Artificial intelligence, eye tracking, pet mode, follow focus. Yes, there’s no shortage of «magical» autofocus aids for the modern photographer who needs to get images sharp in no time. When it comes to shooting street photography, I prefer to make it even easier and even faster. The solution is hyperfocal distance.
The camera shouldn’t get in the way of the images
In the 2000s I was a student working part-time in a photo lab. In addition to producing images, we sold cameras. Back then, megapixels were all the rage. Camera manufacturers did everything they could to hype how many megapixels their cameras had, and they outdid each other from model to model. Customers were very interested in getting as many megapixels as possible. Almost everything else about the camera was not that important, I realised.
Today, when I talk to people about their cameras, they have no idea how many megapixels their camera has. They don’t care because we’ve passed a certain point where all the image chips are very good, and they’re all exactly the same. What I notice from the people I talk to is that autofocus is very important now.
It’s about how fast it is, how accurate it is, and how many modes the camera has to be able to hit critical focus on that particular object – anything from a sofa to a pet, or a flower to a human. The number of focus points, clickable screens and so on are proudly displayed.
Of course, I find new technology exciting, but not as technology in itself. I want tools that make it faster for me to take photos that mean and are interesting to me (and others, of course). That’s why I don’t care about ISO. Almost all ISO values on my cameras produce excellent results.
For me, knowing that my camera is ready to capture the images I envision is more important than the technology in the camera itself. The camera is a tool, «an extension of my eyes» as Henri-Cartier Bresson put it.
That’s why I use the technique of hyperfocal distance.
Hyperfocal distance in practice
The technique is simple and quick. Hyperfocal distance is the distance from a lens at which all objects come into acceptable focus. That distance increases or decreases as you change the aperture. Aperture f/2 gives a smaller distance, while aperture f/16 gives a larger distance.
I switch off the autofocus on my camera. On the back of the screen of my Fuji X-T2 or X-Pro2 I get a scale showing the depth of field. I turn the lens focus ring until I get the blue towards infinity sign.
After that, I just use the aperture to decide how much hyperfocal distance I want. I’ve used my amazing drawing skills to illustrate it below:
Here I’ve set my lens, a Fuji 23mm f/2, to f/16. This gives me a hyperfocal distance where everything from around 0.85 metres to infinity is in acceptable focus. In other words, I don’t have to worry about what the camera’s autofocus is doing. As long as what I’m shooting is 0.85 metres from the lens, it’s sharp enough.

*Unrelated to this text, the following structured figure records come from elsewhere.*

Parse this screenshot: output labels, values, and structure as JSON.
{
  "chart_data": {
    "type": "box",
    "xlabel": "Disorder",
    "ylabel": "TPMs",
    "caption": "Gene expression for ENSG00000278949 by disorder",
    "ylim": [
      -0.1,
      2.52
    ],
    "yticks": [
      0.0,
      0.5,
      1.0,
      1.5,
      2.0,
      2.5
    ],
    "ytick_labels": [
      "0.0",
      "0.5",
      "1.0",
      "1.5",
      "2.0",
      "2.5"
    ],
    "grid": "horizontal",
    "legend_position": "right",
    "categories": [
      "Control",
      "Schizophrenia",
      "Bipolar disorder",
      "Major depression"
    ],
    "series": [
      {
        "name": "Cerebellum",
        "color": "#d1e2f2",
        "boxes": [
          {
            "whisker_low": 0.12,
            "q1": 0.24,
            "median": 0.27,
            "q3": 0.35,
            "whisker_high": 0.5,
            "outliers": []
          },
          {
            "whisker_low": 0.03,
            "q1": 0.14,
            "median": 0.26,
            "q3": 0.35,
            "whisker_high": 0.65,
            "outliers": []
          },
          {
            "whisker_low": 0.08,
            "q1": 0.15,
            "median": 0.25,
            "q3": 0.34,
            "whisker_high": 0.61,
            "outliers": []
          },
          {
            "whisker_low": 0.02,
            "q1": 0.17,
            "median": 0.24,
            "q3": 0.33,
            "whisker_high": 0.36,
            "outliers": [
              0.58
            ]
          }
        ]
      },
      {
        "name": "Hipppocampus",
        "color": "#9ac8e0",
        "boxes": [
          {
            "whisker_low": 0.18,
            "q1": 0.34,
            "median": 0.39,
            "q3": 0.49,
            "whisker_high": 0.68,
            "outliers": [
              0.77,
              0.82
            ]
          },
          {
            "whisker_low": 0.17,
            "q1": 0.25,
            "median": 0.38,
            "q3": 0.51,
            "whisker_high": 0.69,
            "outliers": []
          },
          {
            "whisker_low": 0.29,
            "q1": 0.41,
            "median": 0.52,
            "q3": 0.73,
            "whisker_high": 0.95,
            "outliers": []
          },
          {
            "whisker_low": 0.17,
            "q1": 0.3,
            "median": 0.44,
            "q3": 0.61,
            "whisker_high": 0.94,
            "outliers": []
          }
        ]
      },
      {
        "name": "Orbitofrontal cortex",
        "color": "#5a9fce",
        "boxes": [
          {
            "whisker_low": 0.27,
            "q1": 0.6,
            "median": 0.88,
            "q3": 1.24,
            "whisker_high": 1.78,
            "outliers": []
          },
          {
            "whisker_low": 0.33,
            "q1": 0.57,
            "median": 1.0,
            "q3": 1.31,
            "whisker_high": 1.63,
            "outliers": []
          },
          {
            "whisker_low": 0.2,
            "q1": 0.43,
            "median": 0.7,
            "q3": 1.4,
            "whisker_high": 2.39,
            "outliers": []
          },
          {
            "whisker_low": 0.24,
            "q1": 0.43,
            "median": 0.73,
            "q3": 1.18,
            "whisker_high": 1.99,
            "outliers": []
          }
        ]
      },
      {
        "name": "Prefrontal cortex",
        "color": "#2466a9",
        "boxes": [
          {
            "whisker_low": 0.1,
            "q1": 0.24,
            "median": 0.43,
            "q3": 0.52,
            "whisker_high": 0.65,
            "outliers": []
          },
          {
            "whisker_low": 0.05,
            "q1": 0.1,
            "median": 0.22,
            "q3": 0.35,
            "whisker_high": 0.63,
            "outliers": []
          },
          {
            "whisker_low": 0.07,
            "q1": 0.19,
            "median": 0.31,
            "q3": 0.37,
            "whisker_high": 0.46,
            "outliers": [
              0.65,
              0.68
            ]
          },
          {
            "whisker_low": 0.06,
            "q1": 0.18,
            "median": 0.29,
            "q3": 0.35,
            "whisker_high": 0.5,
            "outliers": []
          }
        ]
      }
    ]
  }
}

If I need a lower aperture, such as f/8, the hyperfocal distance changes. Again, my marvellous drawing skills will show what’s happening:
Now the hyperfocal distance has changed. Everything from 1.68 metres to infinity is now acceptably sharp.
The technology means that the camera is always ready to take a picture. All I have to do is lift my camera up to my eye, compose the image and press the shutter. I know that everything is sharp enough from near to far in my composition.
The downside of this technique
By stopping down the lens, less light reaches the sensor. This means that either the ISO or the shutter speed must match the aperture. In daylight, it’s rarely a problem for me to get a shutter that’s fast enough (1/500) to freeze motion. It can be a problem if I’m shooting in shadows or indoors. Often, it’s the ISO that’s lacking since it can’t go high enough to ensure that the shutter speed is 1/500.
That’s when I revert to autofocus. On my X-T2 and X-Pro2, it’s easy because there’s a switch close to the lens. I know what each step of the switch does so I can quickly switch to AF-S focus mode, or I use a button on the back of the camera that makes the lens focus.
Calculate the hyperfocal distance yourself
The vast majority of cameras today have some kind of display that allows you to find the hyperfocal distance. There are also many online calculators that do the job.
I like to use the Depth of field calculator from Photo Pills. It shows you how much distance there is based on different types of lenses and camera sensors.
Of course, this isn’t a criticism of someone who loves technology. I’m just telling you how I take photos in a way that works best for me. The idea is that I want to feel confident that the camera is working for me by being ready to take photos in a very short time. The technique is also best when I’m shooting street photography. If I’m taking other types of photos, such as portraits or more documentary photographs, I naturally use autofocus.